Yes, in fact. Frank Jackson, the guy who came up with the Knowledge Argument against physicalism (Mary the color scientist), later recanted and became a Type-A physicalist. He has a pretty similar approach to morality as consciousness now.
His views are discussed here
Fine, but it's still just a definitional choice. Ultimately, after all the scientific evidence comes in, the question seems to come down to morality,
I think metaphysics is unavoidable here. A scientific theory of consciousness has metaphysical commitments that a scientific theory of temperature, life or electromagnetism lacks. If consciousness is anything like what Brian Tomasik, Daniel Dennett and other Type-A physicalists think it is, "is x conscious?" is a verbal dispute that needs to be resolved in the moral realm. If consciousness is anything like what David Chalmers and other nonreductionists think it is, a science of consciousness needs to make clear what psychophysical laws it is committed to.

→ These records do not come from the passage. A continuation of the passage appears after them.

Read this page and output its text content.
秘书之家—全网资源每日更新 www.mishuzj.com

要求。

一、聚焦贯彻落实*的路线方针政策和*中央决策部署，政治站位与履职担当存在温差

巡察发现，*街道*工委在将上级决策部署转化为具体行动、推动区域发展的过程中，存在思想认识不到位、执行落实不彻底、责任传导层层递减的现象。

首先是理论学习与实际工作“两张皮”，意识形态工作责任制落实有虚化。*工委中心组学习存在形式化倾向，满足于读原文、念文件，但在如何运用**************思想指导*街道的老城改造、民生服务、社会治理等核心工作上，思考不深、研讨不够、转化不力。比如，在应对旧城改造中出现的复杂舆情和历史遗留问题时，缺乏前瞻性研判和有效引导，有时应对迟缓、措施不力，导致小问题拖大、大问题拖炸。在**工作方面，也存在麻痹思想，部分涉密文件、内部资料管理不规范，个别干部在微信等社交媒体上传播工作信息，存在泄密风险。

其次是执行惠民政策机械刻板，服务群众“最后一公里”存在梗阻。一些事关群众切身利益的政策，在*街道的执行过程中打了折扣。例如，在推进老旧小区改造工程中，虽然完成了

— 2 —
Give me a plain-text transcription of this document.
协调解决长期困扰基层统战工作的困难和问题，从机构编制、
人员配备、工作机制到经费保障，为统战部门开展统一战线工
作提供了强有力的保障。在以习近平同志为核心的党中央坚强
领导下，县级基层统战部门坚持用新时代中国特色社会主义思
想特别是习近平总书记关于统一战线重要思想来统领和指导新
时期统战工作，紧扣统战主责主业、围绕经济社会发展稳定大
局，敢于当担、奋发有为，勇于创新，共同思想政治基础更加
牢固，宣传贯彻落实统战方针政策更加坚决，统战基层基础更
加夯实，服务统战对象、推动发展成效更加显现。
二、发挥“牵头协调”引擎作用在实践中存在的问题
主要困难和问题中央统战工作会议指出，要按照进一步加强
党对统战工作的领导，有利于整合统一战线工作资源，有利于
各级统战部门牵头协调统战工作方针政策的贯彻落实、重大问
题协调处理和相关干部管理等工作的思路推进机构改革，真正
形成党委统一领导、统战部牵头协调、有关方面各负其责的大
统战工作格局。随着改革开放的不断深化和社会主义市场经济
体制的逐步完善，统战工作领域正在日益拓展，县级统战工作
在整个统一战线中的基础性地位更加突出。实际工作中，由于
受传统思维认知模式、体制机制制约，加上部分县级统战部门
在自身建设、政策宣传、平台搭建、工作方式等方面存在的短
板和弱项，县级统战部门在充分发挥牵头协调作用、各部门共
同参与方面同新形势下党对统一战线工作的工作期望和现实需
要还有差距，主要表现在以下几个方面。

For the reductionists, talking about empirical support for a theory of consciousness should be as ridiculous as talking about empirical support for the belief that viruses are living. For nonreductionists like myself, the only empirical evidence we have for psychophysical laws is anthropic evidence, direct acquaintance and perhaps some a priori conceptual analysis stuff.
I applaud the intention of remaining neutral on these issues, but it seems like there is an insurmountable gulf between the two positions. They have different research goals (Reductionists: what computations should we care about? Nonreductionists: What psychophysical laws do we have anthropic and conceptual evidence for?)